The river has been widening the levee breach and floodwaters have been slowly approaching homes, officials said. Water from some creeks and tributaries has already flooded some houses, they said. Yell County judge Mark Thone said flooding has surrounded about 25 people in a rural community a few miles south of Dardanelle, and several roads have closed due to high water.

Meanwhile in North Little Rock, which is just across the Arkansas River from Little Rock, officials were going door-to-door Saturday to tell people in the Dixie Addition neighborhood to consider leaving.

The river isn’t expected to crest in the Little Rock area until Tuesday, but North Little Rock officials said on Facebook that they believe the river will back up storm drainage areas and cause roads to become inaccessible in and around Dixie Addition, possibly for more than a week.
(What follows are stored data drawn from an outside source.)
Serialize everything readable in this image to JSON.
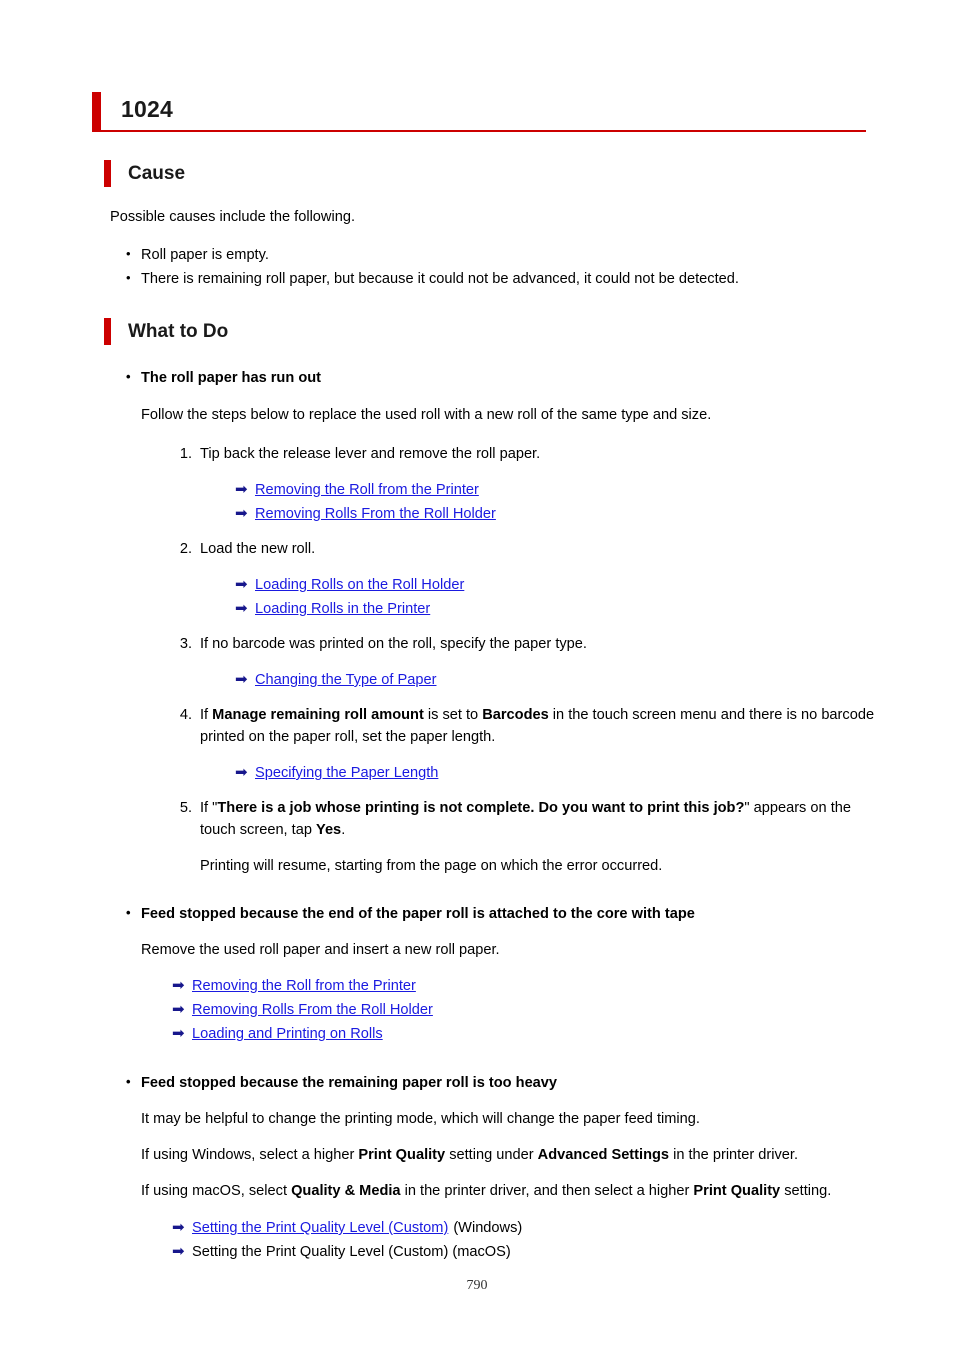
{
  "document": {
    "error_code_title": "1024",
    "page_number": "790",
    "accent_color": "#cc0000",
    "link_color": "#1a1ae0",
    "arrow_icon_color": "#17178c",
    "arrow_glyph": "➡"
  },
  "cause_section": {
    "heading": "Cause",
    "intro": "Possible causes include the following.",
    "bullets": [
      "Roll paper is empty.",
      "There is remaining roll paper, but because it could not be advanced, it could not be detected."
    ]
  },
  "what_to_do_section": {
    "heading": "What to Do",
    "topics": [
      {
        "title": "The roll paper has run out",
        "intro": "Follow the steps below to replace the used roll with a new roll of the same type and size.",
        "steps": [
          {
            "number": "1.",
            "text": "Tip back the release lever and remove the roll paper.",
            "links": [
              {
                "label": "Removing the Roll from the Printer",
                "is_link": true,
                "suffix": ""
              },
              {
                "label": "Removing Rolls From the Roll Holder",
                "is_link": true,
                "suffix": ""
              }
            ]
          },
          {
            "number": "2.",
            "text": "Load the new roll.",
            "links": [
              {
                "label": "Loading Rolls on the Roll Holder",
                "is_link": true,
                "suffix": ""
              },
              {
                "label": "Loading Rolls in the Printer",
                "is_link": true,
                "suffix": ""
              }
            ]
          },
          {
            "number": "3.",
            "text": "If no barcode was printed on the roll, specify the paper type.",
            "links": [
              {
                "label": "Changing the Type of Paper",
                "is_link": true,
                "suffix": ""
              }
            ]
          },
          {
            "number": "4.",
            "text_runs": [
              {
                "t": "If ",
                "bold": false
              },
              {
                "t": "Manage remaining roll amount",
                "bold": true
              },
              {
                "t": " is set to ",
                "bold": false
              },
              {
                "t": "Barcodes",
                "bold": true
              },
              {
                "t": " in the touch screen menu and there is no barcode printed on the paper roll, set the paper length.",
                "bold": false
              }
            ],
            "links": [
              {
                "label": "Specifying the Paper Length",
                "is_link": true,
                "suffix": ""
              }
            ]
          },
          {
            "number": "5.",
            "text_runs": [
              {
                "t": "If \"",
                "bold": false
              },
              {
                "t": "There is a job whose printing is not complete. Do you want to print this job?",
                "bold": true
              },
              {
                "t": "\" appears on the touch screen, tap ",
                "bold": false
              },
              {
                "t": "Yes",
                "bold": true
              },
              {
                "t": ".",
                "bold": false
              }
            ],
            "note": "Printing will resume, starting from the page on which the error occurred.",
            "links": []
          }
        ]
      },
      {
        "title": "Feed stopped because the end of the paper roll is attached to the core with tape",
        "intro": "Remove the used roll paper and insert a new roll paper.",
        "links": [
          {
            "label": "Removing the Roll from the Printer",
            "is_link": true,
            "suffix": ""
          },
          {
            "label": "Removing Rolls From the Roll Holder",
            "is_link": true,
            "suffix": ""
          },
          {
            "label": "Loading and Printing on Rolls",
            "is_link": true,
            "suffix": ""
          }
        ]
      },
      {
        "title": "Feed stopped because the remaining paper roll is too heavy",
        "paragraphs": [
          {
            "runs": [
              {
                "t": "It may be helpful to change the printing mode, which will change the paper feed timing.",
                "bold": false
              }
            ]
          },
          {
            "runs": [
              {
                "t": "If using Windows, select a higher ",
                "bold": false
              },
              {
                "t": "Print Quality",
                "bold": true
              },
              {
                "t": " setting under ",
                "bold": false
              },
              {
                "t": "Advanced Settings",
                "bold": true
              },
              {
                "t": " in the printer driver.",
                "bold": false
              }
            ]
          },
          {
            "runs": [
              {
                "t": "If using macOS, select ",
                "bold": false
              },
              {
                "t": "Quality & Media",
                "bold": true
              },
              {
                "t": " in the printer driver, and then select a higher ",
                "bold": false
              },
              {
                "t": "Print Quality",
                "bold": true
              },
              {
                "t": " setting.",
                "bold": false
              }
            ]
          }
        ],
        "links": [
          {
            "label": "Setting the Print Quality Level (Custom)",
            "is_link": true,
            "suffix": "(Windows)"
          },
          {
            "label": "Setting the Print Quality Level (Custom) (macOS)",
            "is_link": false,
            "suffix": ""
          }
        ]
      }
    ]
  }
}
City spokesman Nathan Hamilton said there are about 150 homes covered by the evacuation recommendation. He said other homes also could be affected by flooding, but officials were currently focusing on only the most pressing neighborhood.

The evacuation recommendation followed a false alarm overnight that a nearby levee had breached and that flash flooding was possible. Officials quickly reversed themselves, though, and said that it hadn’t failed and wasn’t in danger of doing so.

Record-breaking flood levels in Fort Smith, Arkansas’ second-largest city, remained steady through the morning, with the National Weather Service predicting the water would begin to recede Saturday night into Sunday morning.